Sogar mehrere Prominente wie der Boxer Amir Khan oder der Schauspieler Woody Harelson verbreiteten 5G-Verschwörungstheorien auf sozialen Medien. Die Regulationsbehörde für Telekommunikation, Ofcom, kritisierte zwei Fernsehsender für ihren Umgang mit dem Thema. Zum einem sendete die kleine Station London Live ein Interview mit einem bekannten David Icke, der schon lange Falschinformationen über 5G verbreitet. Ein Moderator des Senders ITV liebäugelte in seiner Sendung mit Verschwörungstheorien.

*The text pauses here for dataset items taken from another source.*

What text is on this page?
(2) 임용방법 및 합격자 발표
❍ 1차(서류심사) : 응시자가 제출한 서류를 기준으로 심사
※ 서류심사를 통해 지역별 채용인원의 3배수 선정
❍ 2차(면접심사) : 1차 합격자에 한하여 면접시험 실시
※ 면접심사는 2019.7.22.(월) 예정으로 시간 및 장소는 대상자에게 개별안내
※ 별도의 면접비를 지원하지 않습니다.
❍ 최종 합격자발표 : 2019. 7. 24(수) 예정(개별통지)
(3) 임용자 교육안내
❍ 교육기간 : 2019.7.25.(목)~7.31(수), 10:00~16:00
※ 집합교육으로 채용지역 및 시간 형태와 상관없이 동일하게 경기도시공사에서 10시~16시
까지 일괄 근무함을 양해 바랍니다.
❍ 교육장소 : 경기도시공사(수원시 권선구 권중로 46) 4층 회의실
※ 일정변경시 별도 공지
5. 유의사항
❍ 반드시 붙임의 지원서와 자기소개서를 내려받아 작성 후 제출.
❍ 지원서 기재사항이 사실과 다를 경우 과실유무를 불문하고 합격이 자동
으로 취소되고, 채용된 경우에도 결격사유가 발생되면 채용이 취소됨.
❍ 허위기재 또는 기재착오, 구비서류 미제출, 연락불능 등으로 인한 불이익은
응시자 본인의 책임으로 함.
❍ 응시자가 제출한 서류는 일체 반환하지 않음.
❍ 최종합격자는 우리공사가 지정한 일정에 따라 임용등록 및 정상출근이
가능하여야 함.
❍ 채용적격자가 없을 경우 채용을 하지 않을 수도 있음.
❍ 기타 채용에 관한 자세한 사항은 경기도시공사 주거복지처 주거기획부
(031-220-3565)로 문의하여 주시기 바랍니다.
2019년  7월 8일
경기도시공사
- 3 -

Facebook hat inzwischen mehrere Anti-5G-Gruppen gelöscht. Doch Dutzende vergleichbare Gruppe sind bis jetzt intakt. YouTube löschte ein Anti-5G-Video von David Icke, doch auf seiner persönlichen Seite ist es immer noch zu sehen. Der Link wird weiter in sozialen Medien verbreitet. Das Internet vergisst nicht - auch den größten Blödsinn nicht. 

"Es ist einfach, abstruse Ideen zu verlachen. Doch viele Menschen haben Angst. Und das ist ein ernsthaftes Problem", sagt Gregory Davis von "Hope not Hate". Nicht selten werden in Anti-5G-Gruppen auch antisemitische und ausländerfeindliche Parolen verbreitet. "Es könnte gefährlich werden, wenn die Menschen nicht mehr nur gegen Telefonmasten losschlagen."